Saya tidak menyangka, melalui buku ini, Cak Nun membawa pembacanya keliling "pelosok" dunia. Kesadaran sosial Cak Nun akan zamannya luar biasa, mengingat kebanyakan esai ditulis dalam kurun waktu 1980-an. Dari Carter, Reagan, Ninoy, Tembok Berlin, Perang Soviet-Afganistan, dan tentu saja kritik terhadap Orba, semua dibabat habis dengan gaya khas yang dilandasi nilai-nilai Islam.
Tidak hanya cakupannya yang luas, di dalam tiap esai, Cak Nun memberi banyak sekali referensi. Dari kearifan lokal hingga konflik mancanegara. Jujur, rasanya terlalu "ke mana-mana" ketika membaca buku ini. Namun, dengan kerendahan hati, mungkin saya sendiri saja yang kurang tahu banyak, sehingga tidak bisa memahami betul beberapa esainya, terutama esai-esai satir Orba. Meskipun begitu, gaya narasi yang dipakai Cak Nun konsisten. Sehingga saya masih bisa santai waktu membacanya, membiarkan kata-kata mengalir, mengikuti arus pikiran Cak Nun ke manapun perginya. Memang sebuah pengalaman membaca yang baru.
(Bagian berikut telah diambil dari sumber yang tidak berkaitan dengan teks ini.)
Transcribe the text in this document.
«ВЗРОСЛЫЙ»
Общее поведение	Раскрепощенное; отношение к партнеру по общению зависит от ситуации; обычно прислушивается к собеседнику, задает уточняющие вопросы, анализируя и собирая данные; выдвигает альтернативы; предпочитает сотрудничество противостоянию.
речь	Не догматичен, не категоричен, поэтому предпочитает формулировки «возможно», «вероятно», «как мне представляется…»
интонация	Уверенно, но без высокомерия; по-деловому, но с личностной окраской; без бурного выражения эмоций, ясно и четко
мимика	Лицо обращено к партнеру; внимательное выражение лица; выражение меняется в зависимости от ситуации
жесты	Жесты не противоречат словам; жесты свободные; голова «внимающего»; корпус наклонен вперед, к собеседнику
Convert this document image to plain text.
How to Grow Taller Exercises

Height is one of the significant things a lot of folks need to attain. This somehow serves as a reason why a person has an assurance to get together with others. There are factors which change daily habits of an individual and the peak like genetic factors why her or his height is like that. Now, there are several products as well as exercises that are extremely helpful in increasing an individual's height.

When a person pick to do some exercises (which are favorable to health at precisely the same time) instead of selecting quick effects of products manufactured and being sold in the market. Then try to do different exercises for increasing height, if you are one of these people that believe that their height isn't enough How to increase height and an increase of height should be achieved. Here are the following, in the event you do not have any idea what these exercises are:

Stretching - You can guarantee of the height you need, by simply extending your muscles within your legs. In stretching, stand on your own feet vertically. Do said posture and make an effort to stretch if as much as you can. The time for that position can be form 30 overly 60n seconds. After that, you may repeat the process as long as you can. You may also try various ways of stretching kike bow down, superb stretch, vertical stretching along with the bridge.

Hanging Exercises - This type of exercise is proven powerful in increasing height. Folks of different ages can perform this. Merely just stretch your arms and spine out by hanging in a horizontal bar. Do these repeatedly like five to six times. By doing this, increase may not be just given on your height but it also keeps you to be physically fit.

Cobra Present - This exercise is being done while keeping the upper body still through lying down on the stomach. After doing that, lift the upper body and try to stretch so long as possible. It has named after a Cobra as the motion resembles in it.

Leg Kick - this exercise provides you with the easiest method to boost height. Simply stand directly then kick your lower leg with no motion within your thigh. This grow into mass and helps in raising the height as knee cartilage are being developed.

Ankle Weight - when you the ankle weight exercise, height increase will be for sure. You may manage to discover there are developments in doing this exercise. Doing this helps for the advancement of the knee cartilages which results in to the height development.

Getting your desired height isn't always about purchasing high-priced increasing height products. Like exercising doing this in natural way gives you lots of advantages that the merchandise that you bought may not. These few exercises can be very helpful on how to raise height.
Secara pribadi, ada beberapa esai yang menohok bagi saya, salah satunya "Matahari Mematai-matai Hari". Esai ini mengontraskan dua keadaan, keadaan rakyat kecil yang hidupnya "gitu-gitu aja" dan keadaan akademisi yang hidupnya enak. Ironisnya yang diteliti oleh mereka adalah rakyat kecil, demi pembangunan katanya. Hanya bisa omong dan berteori saja. Tema tentang kesenjangan sosial menjadi premis dari sebagian besar esai dalam buku ini. "Jer basuki mawa bea", hanya saja yang dapat "basuki" kelas atas saja, sementara yang menanggung "bea"-nya ya kaum-kaum tertindas. Serta untuk topik perempuan, Cak Nun sangat "woke", tampak dari esai "Wanita-Wanita yang Tak Kita Bayangkan".
Hingga selesai membaca buku ini, rasanya kok malah tambah haus. Masih ingin terus membaca buku yang formatnya macam ini. Terima kasih Cak Nun, saya tidak sabar untuk membaca buku-buku panjenengan yang lain.